A number of studies have now demonstrated through measurement that conventional occupational hygiene controls (e.g. process enclosure and local exhaust ventilation) can help prevent inhalation exposure to manufactured nanomaterials (Jackson et al 2009).

However, measurement of nanomaterial emissions and exposures is critical in supporting work health and safety management. In relation to development of a standard, a basis may be provided by the Nanoparticle Emission Assessment Technique (NEAT) (Methner et al 2010), developed by the US NIOSH. This is based on:

  • the simultaneous use of a Condensation Particle Counter (CPC) and Optical Particle Counter (OPC) to measure the number concentration of airborne particles, and to indicate whether these particles are nanoscale particles, or larger particles, e.g. aggregates and agglomerates of nanoparticles, and
  • filter-based air sampling for mass concentration measurement and particle characterisation (composition, shape).

This procedure is the basis of the guidance on initial assessment of nanomaterial emissions published by the OECD WPMN in 2009 (OECD 2009). Safe Work Australia has commissioned two projects to validate the use of the OECD WPMN procedure for a range of engineered nanomaterials.

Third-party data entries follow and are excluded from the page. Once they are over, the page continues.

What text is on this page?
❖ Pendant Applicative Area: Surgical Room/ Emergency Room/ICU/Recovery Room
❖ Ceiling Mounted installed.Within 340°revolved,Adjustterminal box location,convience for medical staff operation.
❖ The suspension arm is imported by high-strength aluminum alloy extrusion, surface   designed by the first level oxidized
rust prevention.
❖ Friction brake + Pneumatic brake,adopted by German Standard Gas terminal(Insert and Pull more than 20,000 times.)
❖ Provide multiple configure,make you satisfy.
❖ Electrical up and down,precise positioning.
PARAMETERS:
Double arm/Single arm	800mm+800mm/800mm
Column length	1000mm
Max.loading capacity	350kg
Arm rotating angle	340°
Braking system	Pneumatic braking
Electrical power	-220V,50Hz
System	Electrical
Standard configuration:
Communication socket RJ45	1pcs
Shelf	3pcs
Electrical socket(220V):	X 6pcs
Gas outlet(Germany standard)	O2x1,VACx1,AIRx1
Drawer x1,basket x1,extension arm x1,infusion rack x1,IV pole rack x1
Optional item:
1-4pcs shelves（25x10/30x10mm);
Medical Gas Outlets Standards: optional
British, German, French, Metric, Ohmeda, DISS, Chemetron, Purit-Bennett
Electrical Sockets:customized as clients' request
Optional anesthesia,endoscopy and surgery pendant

Use of Control Banding for Nanotechnologies

While information on hazards, measurement and controls is being generated, organisations have to control exposures effectively. With limited hazard and risk information available, the control banding approach is a risk management approach to consider. There are a number of ways control banding can be used, for example:

  • organisations can undertake a control banding evaluation, e.g. by use of the Control Banding Nanotool (Paik et al 2008, Zalk et al 2009), or
  • experts can develop guidance based on control banding, e.g. Figure 3 in the BSI guide to safe handling and disposal of manufactured nanomaterials (BSI 2007). Organisations can then use this guidance as part of a conventional risk assessment process, choosing the right control guidance sheets, developed by experts, for their materials/processes/tasks.

The most suitable approach will depend on the nature of the nanotechnology organisation (as discussed above). ISO TC 229 Working Group 3 Project 8 (Table 1) is examining occupational risk management based on the control banding approach and is considering different approaches to control banding.

External Support for Nanotechnology Organisations

External support may be provided by a number of organisations, such as regulators, policy agencies, industry associations, occupational hygienists or unions (Figure 5). But in order to be able to provide this support, developments are needed to provide:

  • standards for measurement of nanomaterials emissions and exposures, and
  • specific validated guidance for control of processes.
External Support
Figure 5: External Support


This article has examined how health and safety standards development for nanotechnologies is critical in helping to protect the health and safety of workers. A range of international, national and other standards and related documents are now being developed using information gained by targeted research to support work health and safety management for nanotechnologies. This work includes:

  • adding detail to the work health and safety regulatory framework to cover nanotechnologies appropriately
  • supporting toxicology research into the hazardous properties of new engineered nanomaterials
  • developing standards for nanotechnology work health and safety measurement, and
  • providing guidance on effective workplace controls to support organisations.


The author acknowledges the contributions of Dr John Miles and Dr Vladimir Murashov for their review and comments on this article.